British Hiker Dies of Heart Attack on Summit of Mt. Kilimanjaro

Alistair Cook, 69, a British businessman collapsed and died from a heart attack just minutes after reaching Africa's highest peak, Mount Kilimanjaro (elevation, 19,336 feet), a climb that Mr. Cook wished to fulfill during his lifetime. Cook had just sent a text message to his wife Vicky Cook, telling her about his conquest of Africa's highest peak, but died shortly thereafter, before descending from the mountain's snow capped peak. He passed away on September 11.

COMMENT: Mr. Cook undertook the trek with four other climbers as part of a trip organized by Team Kilimanjaro, a company which specializes in climbing holidays on the mountain. Mount Kilimanjaro is Africa's highest peak and the world's tallest walkable mountain.

The sad part in this story is that Cook and his wife had only been married three years. On the one hand, there is merit dying for something you love and enjoy doing. Clearly, it is not for us to judge anyone on how they live their life to see it to the end.
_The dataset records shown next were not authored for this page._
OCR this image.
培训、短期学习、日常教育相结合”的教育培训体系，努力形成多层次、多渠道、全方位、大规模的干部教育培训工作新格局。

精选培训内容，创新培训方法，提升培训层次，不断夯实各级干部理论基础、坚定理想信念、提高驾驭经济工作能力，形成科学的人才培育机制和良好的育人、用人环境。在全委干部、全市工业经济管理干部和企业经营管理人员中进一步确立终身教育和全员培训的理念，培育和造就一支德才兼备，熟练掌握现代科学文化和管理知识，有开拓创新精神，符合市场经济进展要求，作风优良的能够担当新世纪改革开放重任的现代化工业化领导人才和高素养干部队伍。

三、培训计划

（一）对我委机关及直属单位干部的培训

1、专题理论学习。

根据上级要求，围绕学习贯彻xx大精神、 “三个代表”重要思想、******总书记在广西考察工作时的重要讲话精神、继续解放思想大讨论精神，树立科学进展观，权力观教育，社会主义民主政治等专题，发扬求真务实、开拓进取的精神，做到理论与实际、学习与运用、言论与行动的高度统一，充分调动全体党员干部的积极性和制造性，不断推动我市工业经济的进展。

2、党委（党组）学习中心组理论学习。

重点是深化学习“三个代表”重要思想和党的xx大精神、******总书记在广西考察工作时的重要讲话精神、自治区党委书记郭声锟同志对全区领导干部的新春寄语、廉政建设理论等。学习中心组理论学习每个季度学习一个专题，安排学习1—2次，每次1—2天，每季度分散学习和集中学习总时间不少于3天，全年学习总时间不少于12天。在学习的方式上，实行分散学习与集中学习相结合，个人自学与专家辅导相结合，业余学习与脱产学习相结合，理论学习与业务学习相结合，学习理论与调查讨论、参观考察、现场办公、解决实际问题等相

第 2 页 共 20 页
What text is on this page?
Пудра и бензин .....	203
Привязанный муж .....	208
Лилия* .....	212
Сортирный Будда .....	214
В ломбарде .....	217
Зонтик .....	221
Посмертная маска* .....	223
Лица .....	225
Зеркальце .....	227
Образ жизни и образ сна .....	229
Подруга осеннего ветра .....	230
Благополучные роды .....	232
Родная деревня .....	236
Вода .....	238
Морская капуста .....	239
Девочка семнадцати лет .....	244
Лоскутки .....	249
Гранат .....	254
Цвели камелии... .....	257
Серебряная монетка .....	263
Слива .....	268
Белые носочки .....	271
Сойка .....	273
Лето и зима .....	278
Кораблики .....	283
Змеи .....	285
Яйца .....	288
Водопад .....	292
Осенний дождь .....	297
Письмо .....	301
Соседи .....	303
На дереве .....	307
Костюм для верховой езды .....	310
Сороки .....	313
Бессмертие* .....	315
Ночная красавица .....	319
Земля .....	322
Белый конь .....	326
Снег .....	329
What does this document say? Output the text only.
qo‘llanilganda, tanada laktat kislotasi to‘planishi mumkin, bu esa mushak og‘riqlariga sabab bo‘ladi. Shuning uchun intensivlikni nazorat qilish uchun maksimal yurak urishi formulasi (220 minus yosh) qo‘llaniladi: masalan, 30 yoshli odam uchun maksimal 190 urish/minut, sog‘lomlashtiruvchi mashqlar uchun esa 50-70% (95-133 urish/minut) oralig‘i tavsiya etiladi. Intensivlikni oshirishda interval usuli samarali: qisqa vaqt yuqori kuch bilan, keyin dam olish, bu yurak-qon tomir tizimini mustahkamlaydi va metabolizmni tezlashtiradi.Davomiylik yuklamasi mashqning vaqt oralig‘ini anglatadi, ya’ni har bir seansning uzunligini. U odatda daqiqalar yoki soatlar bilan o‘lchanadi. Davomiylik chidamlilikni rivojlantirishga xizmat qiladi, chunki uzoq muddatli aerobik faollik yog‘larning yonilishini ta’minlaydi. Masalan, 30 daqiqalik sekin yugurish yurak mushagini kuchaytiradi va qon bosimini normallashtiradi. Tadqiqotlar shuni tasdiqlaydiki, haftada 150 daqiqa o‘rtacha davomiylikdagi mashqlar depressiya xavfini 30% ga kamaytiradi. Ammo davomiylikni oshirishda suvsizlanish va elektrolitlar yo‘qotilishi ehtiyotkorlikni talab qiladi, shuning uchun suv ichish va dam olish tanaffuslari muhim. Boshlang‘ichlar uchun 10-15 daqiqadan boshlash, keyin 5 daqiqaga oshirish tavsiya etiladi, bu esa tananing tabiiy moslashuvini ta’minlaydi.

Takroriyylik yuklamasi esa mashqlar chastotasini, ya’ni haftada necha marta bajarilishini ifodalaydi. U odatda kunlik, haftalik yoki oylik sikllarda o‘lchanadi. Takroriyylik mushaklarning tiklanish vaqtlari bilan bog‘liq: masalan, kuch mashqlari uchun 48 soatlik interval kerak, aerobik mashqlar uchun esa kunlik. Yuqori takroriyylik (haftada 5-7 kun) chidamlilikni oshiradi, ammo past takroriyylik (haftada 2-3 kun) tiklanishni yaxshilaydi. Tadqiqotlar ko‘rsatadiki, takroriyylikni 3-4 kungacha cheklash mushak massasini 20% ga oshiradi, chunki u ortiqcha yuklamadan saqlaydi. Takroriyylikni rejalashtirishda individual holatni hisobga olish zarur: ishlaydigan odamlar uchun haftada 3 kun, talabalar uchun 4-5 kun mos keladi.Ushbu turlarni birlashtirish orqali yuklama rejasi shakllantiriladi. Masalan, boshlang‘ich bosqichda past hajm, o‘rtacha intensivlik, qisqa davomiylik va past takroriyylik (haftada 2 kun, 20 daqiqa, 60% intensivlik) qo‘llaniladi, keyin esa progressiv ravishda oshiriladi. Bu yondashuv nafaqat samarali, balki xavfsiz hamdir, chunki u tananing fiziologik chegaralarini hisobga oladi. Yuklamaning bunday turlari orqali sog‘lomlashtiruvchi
A cautionary thought, though. I have had the unfortunate experience of having two colleagues die while I was traveling and working abroad with them. Both had severe cardiovascular disease. One of them ignored his disease, while the other was unaware of it. Dying in a foreign place away from home is never ideal; away from loved ones. Imagine the feelings the hikers Mr. Cook climbed Kilimanjaro with and how they will look back on the experience? Will there be regrets or guilt? Perhaps.

We will never know whether Mr. Cook had significant cardiovascular disease, unless of course his wife ordered an autopsy. My bet is, though, that he had heart trouble or peripheral artery disease, or both, and didn't know about it, or maybe he didn't want to know about it.

Respectfully, I suggest that anyone over 40 who plans on engaging in difficult hiking or exertion, particularly abroad, and Kilimanjaro would easily qualify, should minimally have a rigorous stress test and heart scan performed by a board-certified cardiologist before initiating travel. Better to know than not. Imagine Alistair Cook's last thoughts before he died?

Even though I ran races competitively for over 30 years, I never in a million years would have thought that one day I would have open-heart surgery, but in 2005, I did. Just because we feel good, doesn't mean we are.